La segunda parte del libro habla de la diferencia del juicio de “tripa” y del corazón. La primera no tiene paciencia ni trascendencia mientras que el corazón llega al mal intrínseco. ¿Cuál prevalece hoy?
–Esa es una distinción de George Bernanos. Nuestra sociedad es lo que Bernanos llama la tripa. Es decir, la emotividad inmediata. Y lo que es muy interesante es que esta emotividad inmediata está muy ligada también al funcionamiento de las redes sociales. Aprieto en un botón y veo un drama…, y busco el botón para eliminar el drama. Estoy expuesto a horrores sobre los que no tengo ninguna incidencia y le pido a una máquina que resuelva el problema.

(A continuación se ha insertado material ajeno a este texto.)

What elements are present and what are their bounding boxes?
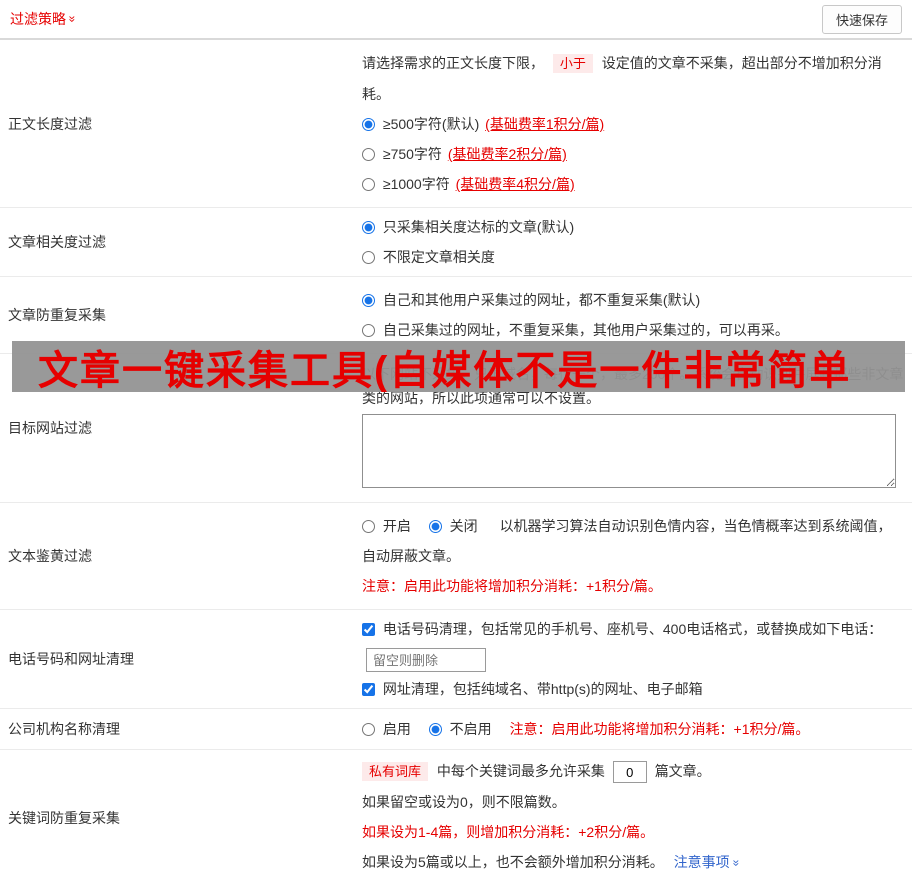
phone-clean-option[interactable]: 电话号码清理，包括常见的手机号、座机号、400电话格式，或替换成如下电话： xyxy=(362,621,882,637)
replacement-phone-input[interactable] xyxy=(366,648,486,673)
row-phone-url-clean: 电话号码和网址清理 电话号码清理，包括常见的手机号、座机号、400电话格式，或替… xyxy=(0,610,912,709)
row-length-filter: 正文长度过滤 请选择需求的正文长度下限， 小于 设定值的文章不采集，超出部分不增… xyxy=(0,40,912,208)
keyword-note-cost: 如果设为1-4篇，则增加积分消耗：+2积分/篇。 xyxy=(362,824,655,840)
option-label: 开启 xyxy=(382,518,411,534)
length-filter-intro: 请选择需求的正文长度下限， 小于 设定值的文章不采集，超出部分不增加积分消耗。 xyxy=(362,48,904,109)
row-company-clean: 公司机构名称清理 启用 不启用 注意：启用此功能将增加积分消耗：+1积分/篇。 xyxy=(0,709,912,750)
less-than-tag: 小于 xyxy=(552,54,593,73)
row-keyword-dedup: 关键词防重复采集 私有词库 中每个关键词最多允许采集 篇文章。 如果留空或设为0… xyxy=(0,750,912,886)
length-filter-label: 正文长度过滤 xyxy=(8,115,92,132)
porn-option-on[interactable]: 开启 xyxy=(362,518,415,534)
keyword-line1-post: 篇文章。 xyxy=(654,763,711,779)
company-clean-content: 启用 不启用 注意：启用此功能将增加积分消耗：+1积分/篇。 xyxy=(362,709,912,749)
porn-radio-off[interactable] xyxy=(428,520,442,533)
dedup-radio-self[interactable] xyxy=(362,324,375,337)
option-label: ≥750字符 xyxy=(382,146,442,162)
option-label: 自己采集过的网址，不重复采集，其他用户采集过的，可以再采。 xyxy=(382,322,789,338)
porn-option-off[interactable]: 关闭 xyxy=(428,518,482,534)
relevance-option-strict[interactable]: 只采集相关度达标的文章(默认) xyxy=(362,219,574,235)
row-porn-filter: 文本鉴黄过滤 开启 关闭 以机器学习算法自动识别色情内容，当色情概率达到系统阈值… xyxy=(0,503,912,610)
length-radio-500[interactable] xyxy=(362,118,375,131)
dedup-option-all[interactable]: 自己和其他用户采集过的网址，都不重复采集(默认) xyxy=(362,292,700,308)
option-label: 关闭 xyxy=(449,518,478,534)
relevance-radio-strict[interactable] xyxy=(362,221,375,234)
page-title-text: 过滤策略 xyxy=(10,11,66,27)
option-label: 自己和其他用户采集过的网址，都不重复采集(默认) xyxy=(382,292,701,308)
watermark-text: 文章一键采集工具(自媒体不是一件非常简单 xyxy=(38,348,852,393)
company-option-on[interactable]: 启用 xyxy=(362,721,415,737)
phone-clean-checkbox[interactable] xyxy=(362,623,375,636)
chevron-down-icon: » xyxy=(729,859,744,867)
option-label: 只采集相关度达标的文章(默认) xyxy=(382,219,575,235)
keyword-dedup-label: 关键词防重复采集 xyxy=(8,810,120,826)
option-label: ≥1000字符 xyxy=(382,176,450,192)
option-label: ≥500字符(默认) xyxy=(382,116,480,132)
phone-url-clean-content: 电话号码清理，包括常见的手机号、座机号、400电话格式，或替换成如下电话： 网址… xyxy=(362,610,912,708)
company-option-off[interactable]: 不启用 xyxy=(428,721,496,737)
dedup-radio-all[interactable] xyxy=(362,294,375,307)
length-radio-750[interactable] xyxy=(362,148,375,161)
keyword-line1-mid: 中每个关键词最多允许采集 xyxy=(436,763,605,779)
notes-link[interactable]: 注意事项» xyxy=(674,854,743,870)
fee-note: (基础费率1积分/篇) xyxy=(485,116,605,132)
company-radio-on[interactable] xyxy=(362,723,375,736)
relevance-filter-label: 文章相关度过滤 xyxy=(8,234,106,250)
relevance-radio-any[interactable] xyxy=(362,251,375,264)
length-option-500[interactable]: ≥500字符(默认) (基础费率1积分/篇) xyxy=(362,116,604,132)
keyword-dedup-content: 私有词库 中每个关键词最多允许采集 篇文章。 如果留空或设为0，则不限篇数。 如… xyxy=(362,750,912,886)
length-filter-content: 请选择需求的正文长度下限， 小于 设定值的文章不采集，超出部分不增加积分消耗。 … xyxy=(362,40,912,207)
quick-save-button[interactable]: 快速保存 xyxy=(821,4,902,34)
chevron-down-icon: » xyxy=(65,15,80,23)
phone-url-clean-label: 电话号码和网址清理 xyxy=(8,651,134,667)
company-clean-label: 公司机构名称清理 xyxy=(8,721,120,737)
watermark-banner: 文章一键采集工具(自媒体不是一件非常简单 xyxy=(12,341,905,392)
blocked-sites-textarea[interactable] xyxy=(362,414,896,488)
keyword-note-five: 如果设为5篇或以上，也不会额外增加积分消耗。 xyxy=(362,854,664,870)
private-lexicon-tag: 私有词库 xyxy=(362,762,429,781)
option-label: 启用 xyxy=(382,721,411,737)
porn-filter-content: 开启 关闭 以机器学习算法自动识别色情内容，当色情概率达到系统阈值，自动屏蔽文章… xyxy=(362,503,912,609)
porn-radio-on[interactable] xyxy=(362,520,375,533)
length-radio-1000[interactable] xyxy=(362,178,375,191)
porn-filter-note: 注意：启用此功能将增加积分消耗：+1积分/篇。 xyxy=(362,578,662,594)
option-label: 网址清理，包括纯域名、带http(s)的网址、电子邮箱 xyxy=(382,681,703,697)
option-label: 不启用 xyxy=(449,721,492,737)
option-label: 不限定文章相关度 xyxy=(382,249,495,265)
company-clean-note: 注意：启用此功能将增加积分消耗：+1积分/篇。 xyxy=(509,721,810,737)
fee-note: (基础费率2积分/篇) xyxy=(447,146,567,162)
option-label: 电话号码清理，包括常见的手机号、座机号、400电话格式，或替换成如下电话： xyxy=(382,621,883,637)
intro-text-pre: 请选择需求的正文长度下限， xyxy=(362,55,544,71)
dedup-option-self[interactable]: 自己采集过的网址，不重复采集，其他用户采集过的，可以再采。 xyxy=(362,322,789,338)
page-title[interactable]: 过滤策略 » xyxy=(10,9,80,29)
fee-note: (基础费率4积分/篇) xyxy=(455,176,575,192)
keyword-note-zero: 如果留空或设为0，则不限篇数。 xyxy=(362,794,566,810)
relevance-option-any[interactable]: 不限定文章相关度 xyxy=(362,249,495,265)
header-bar: 过滤策略 » 快速保存 xyxy=(0,0,912,40)
length-option-1000[interactable]: ≥1000字符 (基础费率4积分/篇) xyxy=(362,176,575,192)
row-relevance-filter: 文章相关度过滤 只采集相关度达标的文章(默认) 不限定文章相关度 xyxy=(0,208,912,277)
url-clean-option[interactable]: 网址清理，包括纯域名、带http(s)的网址、电子邮箱 xyxy=(362,681,703,697)
length-option-750[interactable]: ≥750字符 (基础费率2积分/篇) xyxy=(362,146,567,162)
relevance-filter-content: 只采集相关度达标的文章(默认) 不限定文章相关度 xyxy=(362,208,912,276)
porn-filter-label: 文本鉴黄过滤 xyxy=(8,548,92,564)
max-articles-input[interactable] xyxy=(612,761,647,784)
company-radio-off[interactable] xyxy=(428,723,442,736)
url-clean-checkbox[interactable] xyxy=(362,683,375,696)
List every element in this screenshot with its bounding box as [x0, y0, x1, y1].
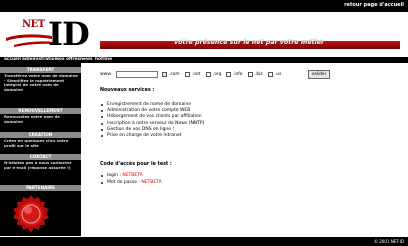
- services-list: Enregistrement de nome de domaine Admini…: [100, 102, 360, 139]
- ext-checkbox-net[interactable]: [185, 72, 190, 77]
- ext-label-net: .net: [192, 72, 201, 77]
- services-title: Nouveaux services :: [100, 88, 155, 93]
- access-login-value: NETBETA: [122, 173, 143, 178]
- access-title: Code d'accès pour le test :: [100, 162, 172, 167]
- ext-label-biz: .biz: [255, 72, 263, 77]
- ext-checkbox-info[interactable]: [226, 72, 231, 77]
- logo-id-text: ID: [48, 15, 90, 53]
- sidebar-text-contact[interactable]: N'hésitez pas à nous contacter par e-mai…: [4, 160, 78, 170]
- partner-seal[interactable]: [9, 194, 73, 234]
- access-login: login : NETBETA: [100, 173, 143, 179]
- ext-checkbox-biz[interactable]: [248, 72, 253, 77]
- sidebar-text-renouvellement[interactable]: Renouvelez votre nom de domaine: [4, 114, 78, 124]
- sidebar-text-creation[interactable]: Créez en quelques clics votre profil sur…: [4, 138, 78, 148]
- footer: © 2001 NET-ID: [0, 237, 408, 246]
- logo-net-text: NET: [22, 19, 45, 30]
- ext-label-com: .com: [169, 72, 180, 77]
- main-content: www. .com .net .org .info .biz .us valid…: [100, 70, 400, 236]
- sidebar-text-transfert[interactable]: Transférez votre nom de domaine - Simpli…: [4, 73, 78, 92]
- sidebar-heading-partenaire: PARTENAIRE: [0, 185, 81, 191]
- slogan: votre présence sur le net par votre méti…: [174, 39, 325, 46]
- domain-search-form: www. .com .net .org .info .biz .us valid…: [100, 70, 400, 80]
- return-home-link[interactable]: retour page d'accueil: [344, 2, 404, 8]
- search-prefix-label: www.: [100, 72, 113, 77]
- ext-label-org: .org: [213, 72, 222, 77]
- ext-checkbox-org[interactable]: [206, 72, 211, 77]
- list-item: Prise en charge de votre Intranet: [100, 133, 360, 139]
- access-password-label: Mot de passe :: [107, 180, 142, 185]
- top-bar: retour page d'accueil: [0, 0, 408, 12]
- access-login-label: login :: [107, 173, 123, 178]
- page: retour page d'accueil NET ID votre prése…: [0, 0, 408, 246]
- domain-search-input[interactable]: [116, 71, 158, 78]
- access-password: Mot de passe : NETBETA: [100, 180, 162, 186]
- nav-item-hotline[interactable]: hotline: [95, 57, 112, 63]
- ext-label-info: .info: [233, 72, 243, 77]
- wax-seal-icon: [13, 195, 49, 233]
- search-submit-button[interactable]: valider: [308, 70, 330, 79]
- ext-label-us: .us: [275, 72, 282, 77]
- ext-checkbox-us[interactable]: [268, 72, 273, 77]
- ext-checkbox-com[interactable]: [162, 72, 167, 77]
- access-password-value: NETBETA: [141, 180, 162, 185]
- footer-copyright: © 2001 NET-ID: [373, 239, 404, 244]
- nav-item-news[interactable]: news: [80, 57, 93, 63]
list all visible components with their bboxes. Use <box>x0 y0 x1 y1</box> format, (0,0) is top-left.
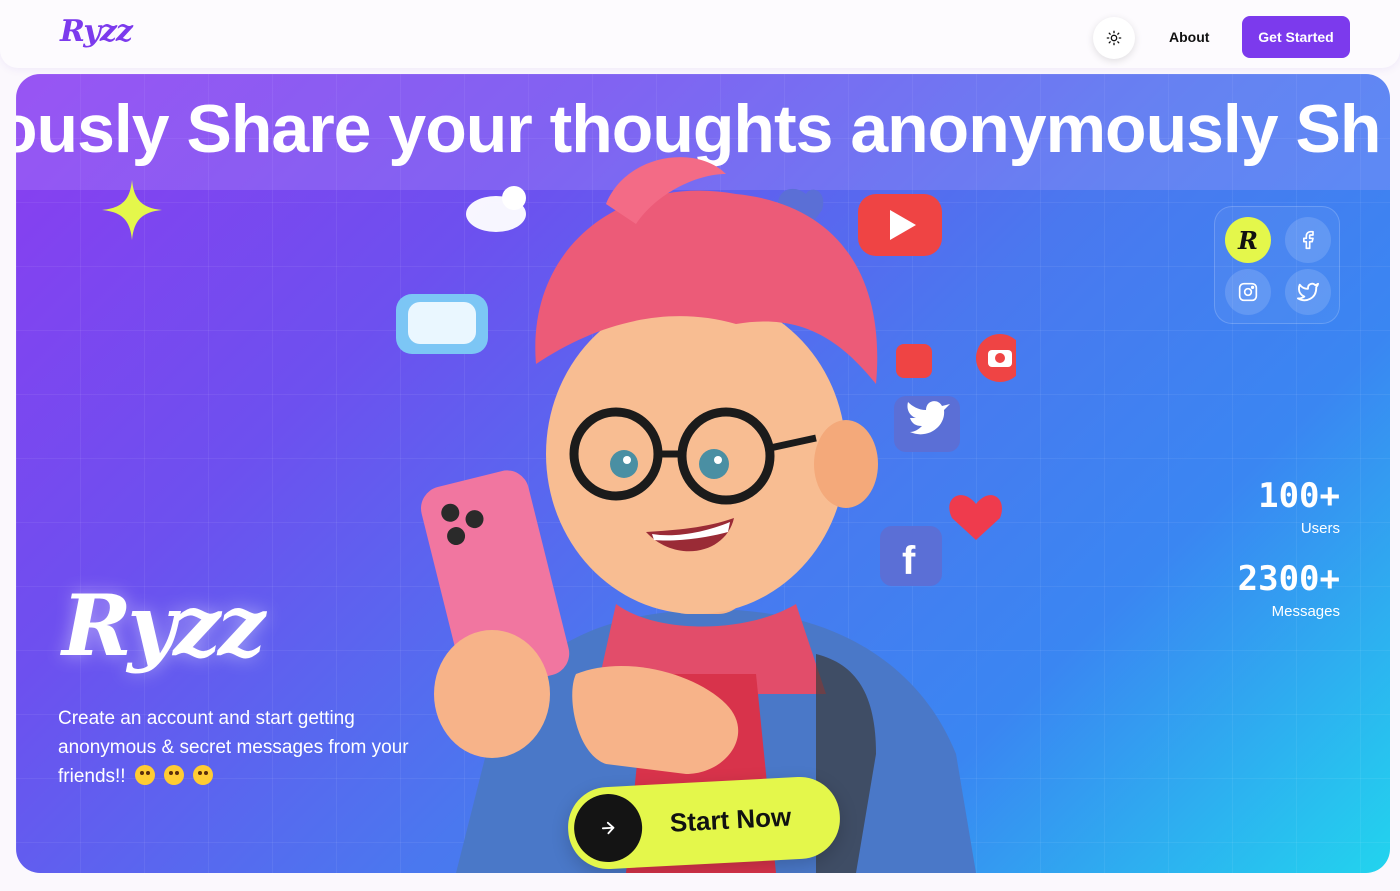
twitter-icon <box>1297 282 1319 302</box>
chat-bubble-icon <box>396 294 488 354</box>
messages-label: Messages <box>1271 603 1340 620</box>
svg-text:f: f <box>902 539 916 583</box>
tagline: Create an account and start getting anon… <box>58 704 418 791</box>
sparkle-icon <box>102 180 162 240</box>
users-count: 100+ <box>1258 476 1340 516</box>
users-label: Users <box>1300 520 1340 537</box>
bird-icon <box>466 186 526 232</box>
youtube-bubble-icon <box>858 194 942 256</box>
zany-face-emoji-icon <box>164 765 185 785</box>
tagline-text: Create an account and start getting anon… <box>58 708 409 787</box>
start-now-button[interactable]: Start Now <box>566 774 842 872</box>
instagram-button[interactable] <box>1225 269 1271 315</box>
instagram-icon <box>1238 282 1258 302</box>
facebook-button[interactable] <box>1285 217 1331 263</box>
heart-icon <box>949 495 1002 540</box>
star-struck-emoji-icon <box>134 765 155 785</box>
hushed-face-emoji-icon <box>193 765 214 785</box>
hero-brand: Ryzz <box>62 576 266 675</box>
ryzz-logo-icon: R <box>1238 225 1258 255</box>
start-now-label: Start Now <box>669 801 792 838</box>
ryzz-social-button[interactable]: R <box>1225 217 1271 263</box>
start-circle <box>572 792 644 864</box>
facebook-icon <box>1303 230 1314 250</box>
sun-icon <box>1106 30 1122 46</box>
facebook-bubble-icon: f <box>880 526 942 586</box>
get-started-button[interactable]: Get Started <box>1242 16 1350 58</box>
twitter-bubble-icon <box>894 396 960 452</box>
theme-toggle-button[interactable] <box>1093 17 1135 59</box>
twitter-button[interactable] <box>1285 269 1331 315</box>
arrow-right-icon <box>601 821 615 835</box>
logo[interactable]: Ryzz <box>60 14 133 49</box>
about-link[interactable]: About <box>1169 29 1209 45</box>
navbar: Ryzz About Get Started <box>0 0 1400 68</box>
messages-count: 2300+ <box>1237 559 1340 599</box>
character-illustration: f <box>396 157 1016 873</box>
camera-bubble-icon <box>976 334 1016 382</box>
comment-bubble-icon <box>896 344 932 378</box>
hero-section: ously Share your thoughts anonymously Sh <box>16 74 1390 873</box>
social-panel: R <box>1214 206 1340 324</box>
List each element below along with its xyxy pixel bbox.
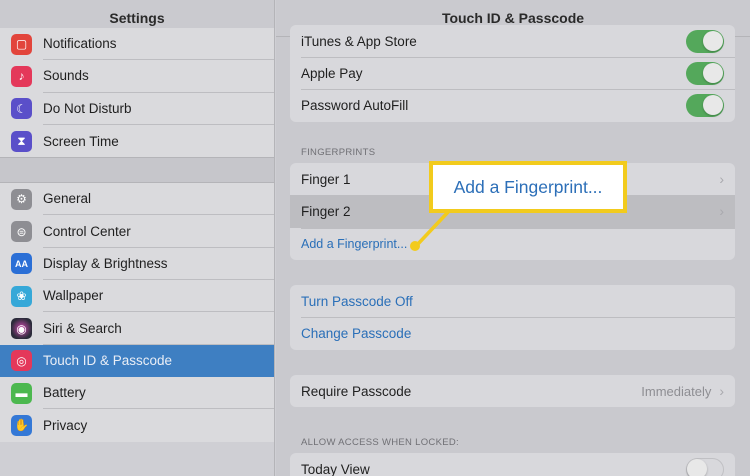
add-fingerprint-callout: Add a Fingerprint... — [429, 161, 627, 213]
callout-pointer — [410, 208, 452, 251]
callout-text: Add a Fingerprint... — [453, 176, 603, 197]
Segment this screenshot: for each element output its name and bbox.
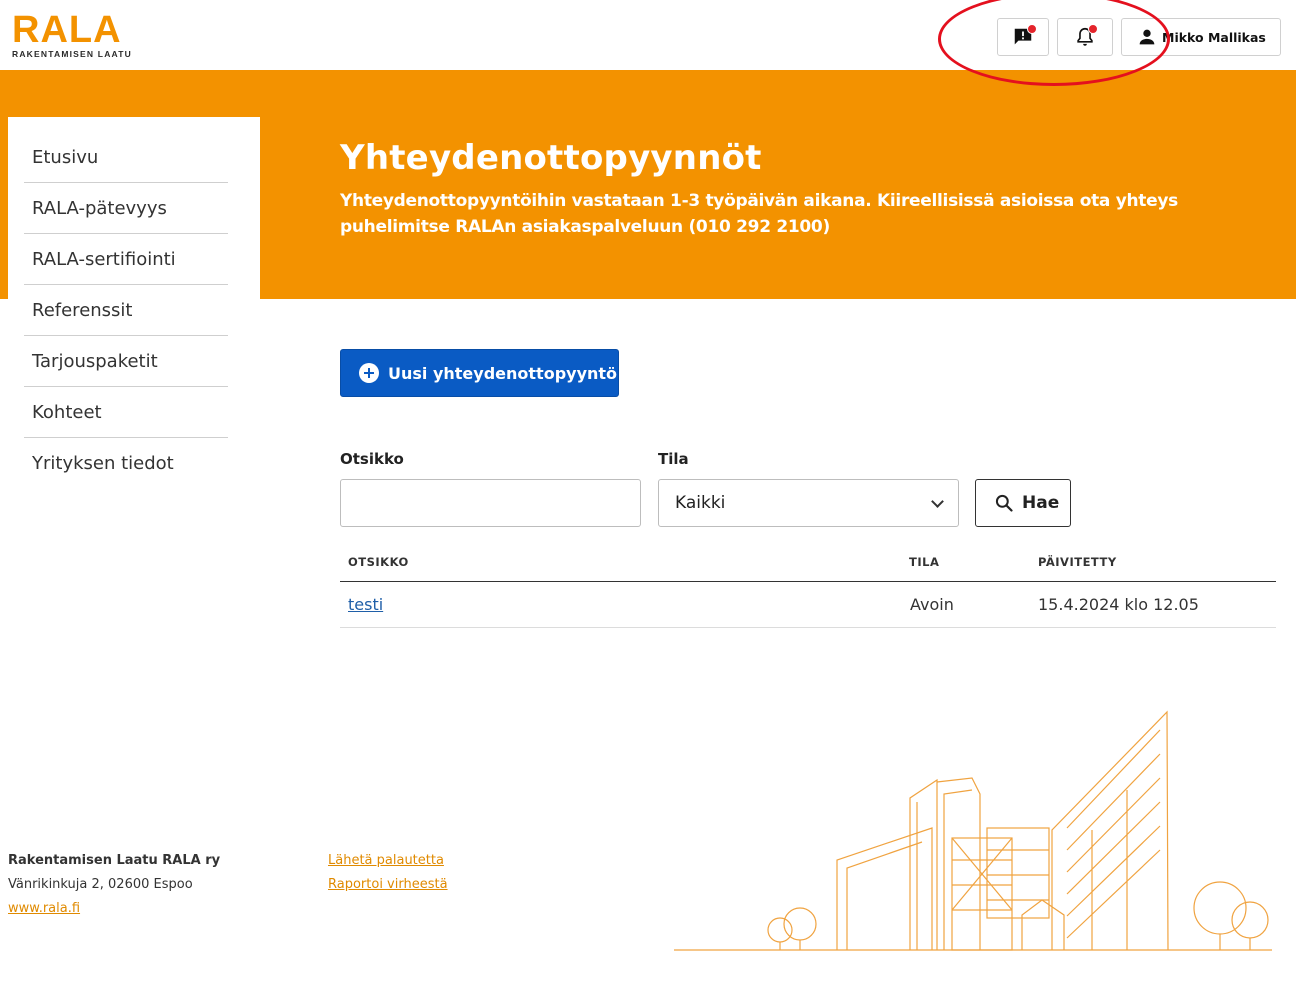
column-header-updated[interactable]: PÄIVITETTY (1038, 555, 1117, 569)
logo-subtitle: RAKENTAMISEN LAATU (12, 49, 132, 59)
plus-circle-icon (359, 363, 379, 383)
sidebar-item-kohteet[interactable]: Kohteet (24, 387, 228, 438)
sidebar-item-tarjouspaketit[interactable]: Tarjouspaketit (24, 336, 228, 387)
status-filter-label: Tila (658, 450, 689, 468)
top-header: RALA RAKENTAMISEN LAATU Mikko Mallikas (0, 0, 1296, 70)
city-skyline-illustration (674, 710, 1272, 951)
logo-text: RALA (12, 9, 122, 51)
page-description: Yhteydenottopyyntöihin vastataan 1-3 työ… (340, 191, 1178, 237)
title-filter-input[interactable] (340, 479, 641, 527)
notifications-unread-dot (1088, 24, 1098, 34)
footer-org-name: Rakentamisen Laatu RALA ry (8, 853, 221, 868)
rala-logo[interactable]: RALA RAKENTAMISEN LAATU (12, 9, 132, 59)
messages-unread-dot (1027, 24, 1037, 34)
user-menu-button[interactable]: Mikko Mallikas (1121, 18, 1281, 56)
sidebar-item-etusivu[interactable]: Etusivu (24, 133, 228, 183)
request-status: Avoin (910, 595, 954, 614)
table-row: testi Avoin 15.4.2024 klo 12.05 (340, 582, 1276, 628)
chevron-down-icon (931, 495, 944, 508)
bug-report-link[interactable]: Raportoi virheestä (328, 877, 448, 892)
requests-table: OTSIKKO TILA PÄIVITETTY testi Avoin 15.4… (340, 545, 1276, 628)
footer-address: Vänrikinkuja 2, 02600 Espoo (8, 877, 193, 892)
sidebar-item-rala-sertifiointi[interactable]: RALA-sertifiointi (24, 234, 228, 285)
table-header: OTSIKKO TILA PÄIVITETTY (340, 545, 1276, 582)
request-title-link[interactable]: testi (348, 595, 383, 614)
sidebar-item-yrityksen-tiedot[interactable]: Yrityksen tiedot (24, 438, 228, 489)
search-button[interactable]: Hae (975, 479, 1071, 527)
footer-website-link[interactable]: www.rala.fi (8, 901, 80, 916)
new-request-label: Uusi yhteydenottopyyntö (388, 363, 618, 383)
search-button-label: Hae (1022, 493, 1060, 513)
status-filter-select[interactable]: Kaikki (658, 479, 959, 527)
feedback-link[interactable]: Lähetä palautetta (328, 853, 444, 868)
sidebar-item-rala-patevyys[interactable]: RALA-pätevyys (24, 183, 228, 234)
notifications-button[interactable] (1057, 18, 1113, 56)
user-name: Mikko Mallikas (1162, 29, 1266, 45)
title-filter-label: Otsikko (340, 450, 404, 468)
status-filter-value: Kaikki (675, 493, 726, 513)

Hay lo que podemos llamar una cultura -aunque es más bien una anticultura-, que nos empuja permanentemente a la inmediatez. Todo el sistema informático está destinado a mejorar la instantaneidad de los resultados y, por lo tanto, a permanecer siempre en la superficie, en una especie de sobreexcitación. Y perdemos lo que es la paciencia del corazón, la profundidad del corazón, la capacidad de análisis del corazón.
Estamos en un mundo de falsa compasión, que empieza por una compasión muy emotiva pero que busca inmediatamente lo que llamamos soluciones finales. Es este paso inmediato de la compasión a la exterminación. Esto vale, por supuesto, para las cuestiones relacionadas con el aborto y la eutanasia; pero también vale para la cuestión de la guerra en Ucrania o la lo que está sucediendo en Israel.
Cuando uno descubre en las sociedades europeas la renovación del antisemitismo de manera inimaginable, es precisamente porque estamos encerrados en este mundo tecnocompasional donde vemos imágenes de la franja de Gaza destruida, de sufrimiento, y entonces nos preguntamos, “¿dónde está el botón para eliminar a los judíos?”. Y no entendemos la complejidad de la situación. Un mundo de tripas, de pulsiones, y la pulsión, es a la vez, la emotividad inmediata, pero también el dedo que apoya sobre el botón de exterminio.